His horror movie, something in the general vein of the psychological horror of Rosemary’s Baby, is out now with the ominous title of Last Night in Soho.

Ellie Turner (Thomasin McKenzie) is a girl from a small Cornish village with some good news: she has just been accepted into the prestigious London College of Fashion. She’s a designer raised by her grandmother (Rita Tushingham), and she loves the 60s in both style and music. She also has some sort of psychic gift and often sees her dead mother’s ghost nearby. Ellie’s mother died when Ellie was young, and London had overwhelmed the poor woman in some somewhat unexplained way. However, for all that Ellie is looking forward to the big city, it turns out that London isn’t what she hoped it would be. Men are often leering at her, her new roommate is a classic “mean girl” type, and she can’t seem to relax, so she rents a room off-campus from one Ms. Collins (Diana Rigg in her final film role). But when she goes to sleep, Ellie finds herself somehow seeing the neighborhood in the 60s. She finds herself following the glamorous Sandie (Anya Taylor-Joy) as she applies for a job as a lounge singer at a fabulous nightclub. Sandie catches the eye of a manager named Jack (Matt Smith), and while Ellie initially loves her time asleep and seeing the past, that changes as Jack’s true intentions becomes clear and Sandie will not be living out her dreams. And then Ellie’s visions seem to start appearing to her even when she’s wide awake…

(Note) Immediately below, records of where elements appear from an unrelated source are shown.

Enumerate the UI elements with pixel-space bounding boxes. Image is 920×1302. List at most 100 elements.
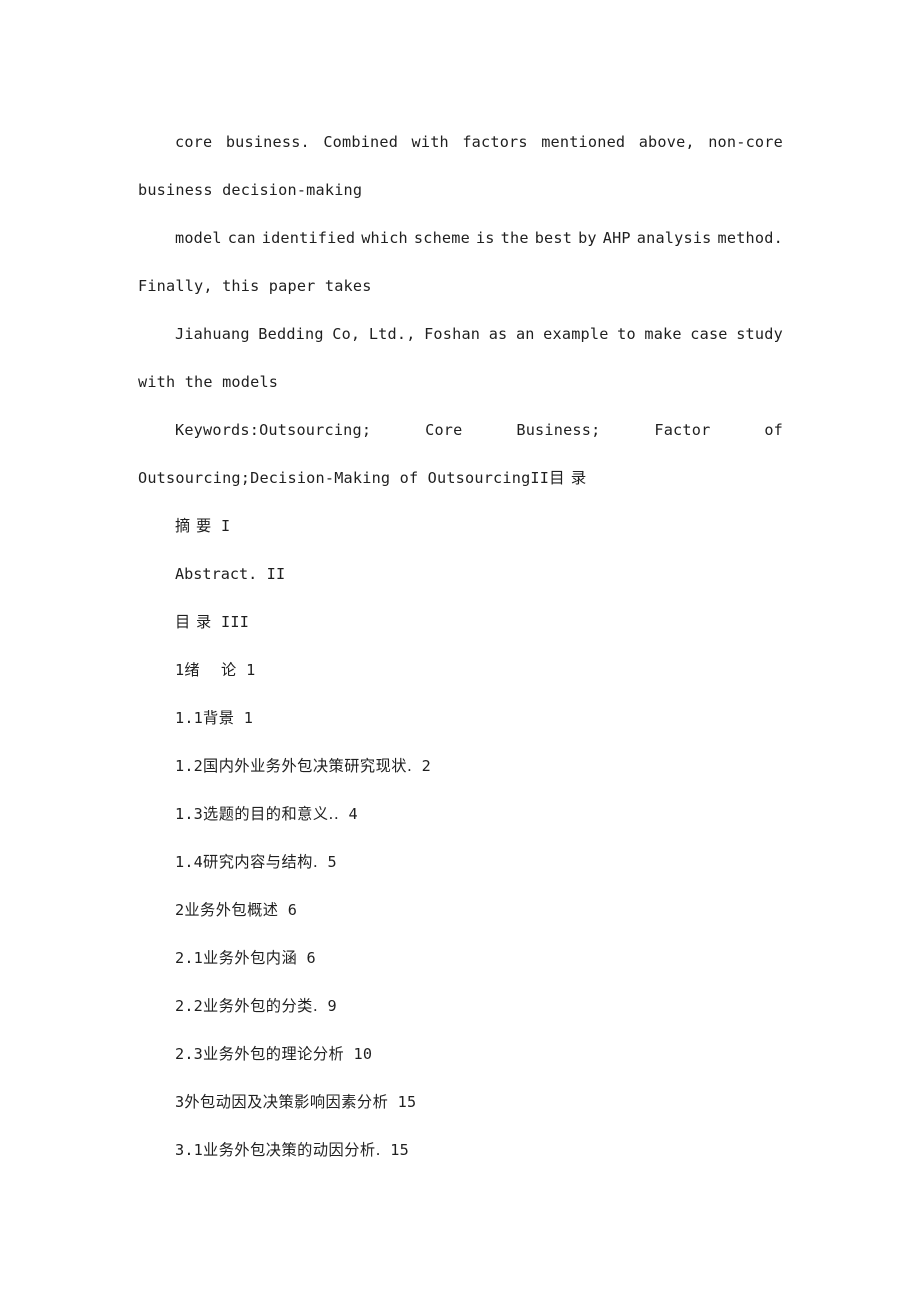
toc-entry[interactable]: 1.4研究内容与结构. 5 [138,838,783,886]
word: Ltd., [368,325,416,343]
word-gap [310,118,323,166]
toc-entry-number: 1.4 [175,853,204,871]
word: Business; [516,421,601,439]
toc-entry-page-number: 1 [236,661,256,679]
toc-entry-page-number: 15 [380,1141,409,1159]
word: as [488,325,508,343]
toc-entry-title: 目 录 [175,613,212,631]
toc-entry-number: 2.3 [175,1045,204,1063]
toc-entry[interactable]: 3.1业务外包决策的动因分析. 15 [138,1126,783,1174]
toc-entry-title: 外包动因及决策影响因素分析 [184,1093,389,1111]
word-gap [507,310,516,358]
toc-entry-page-number: 10 [344,1045,373,1063]
toc-entry-number: 3.1 [175,1141,204,1159]
toc-entry-page-number: II [257,565,286,583]
toc-entry[interactable]: 目 录 III [138,598,783,646]
keywords-line-2: Outsourcing;Decision-Making of Outsourci… [138,454,783,502]
toc-entry-title: 业务外包决策的动因分析. [203,1141,381,1159]
abstract-paragraph-2-line-2: Finally, this paper takes [138,277,372,295]
word-gap [360,310,369,358]
word: AHP [602,229,631,247]
toc-entry-number: 1.1 [175,709,204,727]
word: make [644,325,682,343]
word: non-core [708,133,783,151]
word: Bedding [258,325,324,343]
toc-entry[interactable]: 2.1业务外包内涵 6 [138,934,783,982]
abstract-paragraph-3-line-2: with the models [138,373,279,391]
word: Combined [323,133,399,151]
word-gap [324,310,333,358]
toc-entry-title: 绪 论 [184,661,237,679]
toc-entry-number: 2.2 [175,997,204,1015]
toc-entry[interactable]: 2.2业务外包的分类. 9 [138,982,783,1030]
word-gap [398,118,411,166]
toc-entry[interactable]: 1.3选题的目的和意义.. 4 [138,790,783,838]
toc-entry[interactable]: 1绪 论 1 [138,646,783,694]
document-page: core business. Combined with factors mentione… [0,0,920,1302]
toc-entry[interactable]: 1.1背景 1 [138,694,783,742]
word: core [175,133,213,151]
abstract-paragraph-1-line-2: business decision-making [138,181,363,199]
word: is [475,229,495,247]
keywords-line-2-cjk: 目 录 [549,469,587,487]
toc-entry-title: 业务外包概述 [184,901,279,919]
toc-entry-page-number: 15 [388,1093,417,1111]
toc-entry[interactable]: 2业务外包概述 6 [138,886,783,934]
toc-entry-page-number: 6 [278,901,298,919]
word: can [227,229,256,247]
table-of-contents: 摘 要 I Abstract. II 目 录 III 1绪 论 1 1.1背景 1 1.2… [138,502,783,1174]
word-gap [710,406,764,454]
toc-entry-number: 1.3 [175,805,204,823]
word: to [617,325,636,343]
word: example [543,325,609,343]
toc-entry[interactable]: 2.3业务外包的理论分析 10 [138,1030,783,1078]
word: which [361,229,408,247]
toc-entry-number: 1.2 [175,757,204,775]
toc-entry[interactable]: 3外包动因及决策影响因素分析 15 [138,1078,783,1126]
word-gap [625,118,638,166]
word: case [690,325,728,343]
word: an [515,325,535,343]
word-gap [609,310,618,358]
word: factors [462,133,528,151]
word: mentioned [541,133,626,151]
word-gap [535,310,544,358]
toc-entry[interactable]: Abstract. II [138,550,783,598]
abstract-paragraph-3-line-1: Jiahuang Bedding Co, Ltd., Foshan as an example… [138,310,783,358]
word-gap [600,406,654,454]
word-gap [371,406,425,454]
toc-entry-title: 业务外包的分类. [203,997,319,1015]
abstract-paragraph-1-line-1: core business. Combined with factors mentione… [138,118,783,166]
word: model [175,229,222,247]
word: Core [425,421,463,439]
word: Factor [654,421,711,439]
toc-entry-title: 研究内容与结构. [203,853,319,871]
word-gap [449,118,462,166]
toc-entry[interactable]: 摘 要 I [138,502,783,550]
toc-entry-page-number: 1 [234,709,254,727]
toc-entry-page-number: 5 [318,853,337,871]
word-gap [682,310,691,358]
toc-entry-title: 选题的目的和意义.. [203,805,340,823]
word: scheme [413,229,470,247]
word-gap [212,118,225,166]
word: identified [261,229,356,247]
toc-entry-page-number: 9 [318,997,337,1015]
word: by [578,229,597,247]
word-gap [480,310,489,358]
toc-entry-number: 3 [175,1093,185,1111]
keywords-line-1: Keywords:Outsourcing; Core Business; Factor… [138,406,783,454]
toc-entry-title: 国内外业务外包决策研究现状. [203,757,413,775]
word: Foshan [424,325,481,343]
word: study [736,325,783,343]
toc-entry[interactable]: 1.2国内外业务外包决策研究现状. 2 [138,742,783,790]
toc-entry-page-number: III [211,613,250,631]
word: Keywords:Outsourcing; [175,421,372,439]
word: business. [225,133,310,151]
document-text-block: core business. Combined with factors mentione… [138,118,783,1174]
word-gap [695,118,708,166]
toc-entry-number: 2 [175,901,185,919]
toc-entry-number: 2.1 [175,949,204,967]
word: Jiahuang [175,325,250,343]
word-gap [636,310,645,358]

There’s a lot to like about this movie. Most of the performances are top notch. Taylor-Joy has more or less perfected the arch look of a young woman who would always stand out in a crowd. McKenzie brims with the youthful innocence as the small town girl type that the movie asks for. Smith is incredibly sleazy in this one, and considering I just this past weekend finished his Doctor Who run, his Jack is about as far from the childlike Time Lord as it is possible to get. Rigg and Terence Stamp both bring their usual gravitas to their respective roles. I can’t complain too much about the main cast.

Likewise, Wright’s strengths as a director are on full display. His view of the 60s is by turns swinging and horrifying as needed. The soundtrack is full of gems, including a couple sung well by Taylor-Joy. There’s a style here that I have come to associate with Wright’s work.

Sadly, the script is a bit of a mess. Ellie’s love interest is a little too quick to believe her at all times. The ghosts that appear more and more as the film goes on are less scary than predictable. Ellie’s classmates are mostly stereotypes of mean girls that doesn’t seem to really fit into that sort of setting. High school, or the British equivalent? Sure. College fashion school? Maybe not. I could buy the mean girls as competitors or snobs, but this was laying it on a bit too thick. And the last act is something of a mess. It’s an ambitious and glorious mess, but it’s still a mess. I wouldn’t have thought that Antlers would be the better horror movie I saw this weekend at the theater, but as much as I enjoyed most of this movie, I can’t say this was all that good a movie when all is said and done. It’s an interesting curio of a film in many ways, but I was hoping for something so much better.